By now you would all have heard that we are stuck in Milan with the explosion of the volcano in Iceland so I’m going to be here a bit longer than anticipated.
I thought that now would be a good opportunity to rethink all that I saw at Eurocucina and in Milan and try to encapsulate that within a few themes. It’s very interesting talking to the variety of people within the travelling group as all have picked up on different aspects of the show, depending on their experience and interests. So it makes for some great conversations as everyone expresses their impressions and ideas.
From my perspective, there were a few things that stood out straight away.
- Repeat of the cantilevered benchtops that were seen 2 years ago but more natural wood tones being used
- Hidden work spaces – areas allocated for prep or work space that are designed to be hidden behind doors which open then slot back into the cabinetry to keep them out of the way (and can close to hide the mess)
- We saw lots of cupboards with stainless steel interiors, giving them an industrial appearance that was hidden behind the door. Saw this particularly behind lift-up units
- Cube systems – lots of boxes of different widths and heights used together to make a feature of a space
- More soft boundaries – using pieces to create a border between the kitchen and the adjoining room but making it a “soft” boundary ie. a more open structure to allow light and air to flow through (not a solid wall or structure)

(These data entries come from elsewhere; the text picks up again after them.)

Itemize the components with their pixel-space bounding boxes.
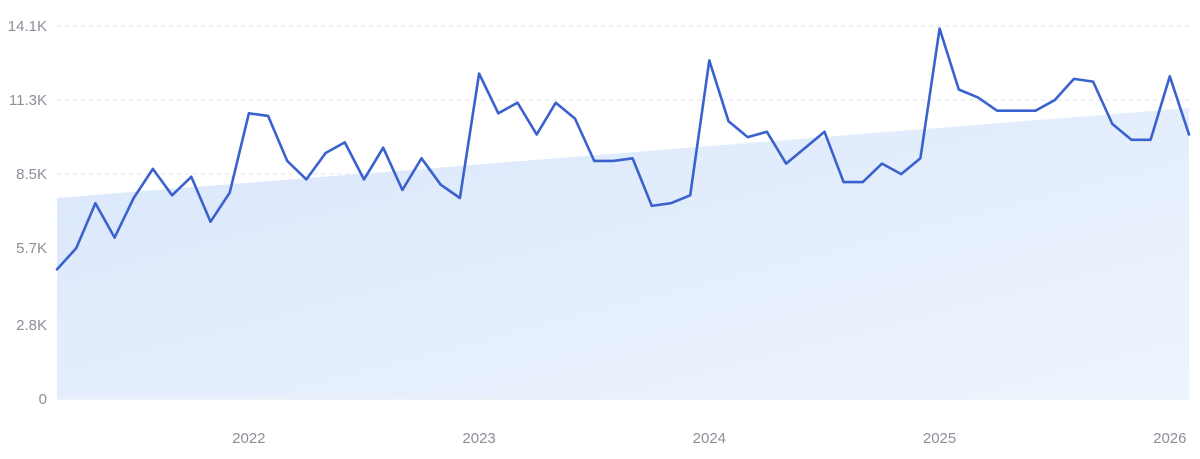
data-point[interactable] [54,266,60,272]
data-point[interactable] [975,94,981,100]
data-point[interactable] [265,113,271,119]
data-point[interactable] [860,179,866,185]
x-tick-label: 2023 [462,430,495,447]
data-point[interactable] [783,161,789,167]
y-tick-label: 5.7K [16,240,47,257]
data-point[interactable] [802,145,808,151]
data-point[interactable] [630,155,636,161]
data-point[interactable] [476,71,482,77]
data-point[interactable] [188,174,194,180]
x-tick-label: 2022 [232,430,265,447]
data-point[interactable] [207,219,213,225]
x-axis-ticks: 2022 2023 2024 2025 2026 [232,430,1186,447]
data-point[interactable] [112,235,118,241]
data-point[interactable] [1186,131,1192,137]
data-point[interactable] [399,187,405,193]
data-point[interactable] [1109,121,1115,127]
trend-fill-area [57,108,1189,400]
data-point[interactable] [150,166,156,172]
data-point[interactable] [438,182,444,188]
x-tick-label: 2025 [923,430,956,447]
data-point[interactable] [745,134,751,140]
data-point[interactable] [937,26,943,32]
y-tick-label: 8.5K [16,166,47,183]
data-point[interactable] [821,129,827,135]
data-point[interactable] [380,145,386,151]
trend-area [57,108,1189,400]
data-point[interactable] [92,200,98,206]
data-point[interactable] [994,108,1000,114]
y-tick-label: 2.8K [16,317,47,334]
data-point[interactable] [1013,108,1019,114]
data-point[interactable] [284,158,290,164]
data-point[interactable] [1128,137,1134,143]
data-point[interactable] [879,161,885,167]
data-point[interactable] [457,195,463,201]
data-point[interactable] [303,176,309,182]
data-point[interactable] [1090,79,1096,85]
data-point[interactable] [706,57,712,63]
x-tick-label: 2026 [1153,430,1186,447]
data-point[interactable] [1167,73,1173,79]
data-point[interactable] [361,176,367,182]
data-point[interactable] [534,131,540,137]
data-point[interactable] [227,190,233,196]
data-point[interactable] [649,203,655,209]
data-point[interactable] [1033,108,1039,114]
y-tick-label: 14.1K [8,18,47,35]
series-line-group [54,26,1192,272]
data-point[interactable] [514,100,520,106]
data-point[interactable] [610,158,616,164]
data-point[interactable] [917,155,923,161]
data-point[interactable] [591,158,597,164]
y-tick-label: 11.3K [9,92,47,109]
data-point[interactable] [419,155,425,161]
data-point[interactable] [131,195,137,201]
y-tick-label: 0 [39,391,47,408]
y-axis-ticks: 0 2.8K 5.7K 8.5K 11.3K 14.1K [8,18,47,408]
data-point[interactable] [1052,97,1058,103]
data-point[interactable] [73,245,79,251]
data-point[interactable] [668,200,674,206]
data-point[interactable] [572,116,578,122]
data-point[interactable] [1071,76,1077,82]
data-point[interactable] [764,129,770,135]
data-point[interactable] [687,192,693,198]
data-point[interactable] [898,171,904,177]
x-tick-label: 2024 [693,430,726,447]
data-point[interactable] [323,150,329,156]
series-line [55,27,1191,271]
data-point[interactable] [246,110,252,116]
data-point[interactable] [956,86,962,92]
data-point[interactable] [495,110,501,116]
data-point[interactable] [553,100,559,106]
data-point[interactable] [1148,137,1154,143]
data-point[interactable] [726,118,732,124]
data-point[interactable] [169,192,175,198]
data-point[interactable] [342,139,348,145]
data-point[interactable] [841,179,847,185]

- Plenty of custom hoods that integrate the same materials used in the kitchen such as benchtop or door finishes
- Some lovely curves – particularly on island benches to soften what is sometimes a very bulky item
- More handles than I would have expected to see and, when used, very chunky
- Lots of lighting features, particularly within cabinets with LED lighting strips and similar
- And some lovely use of pressed stainless steel units that incorporate a sink, cooktop and drainer in one piece.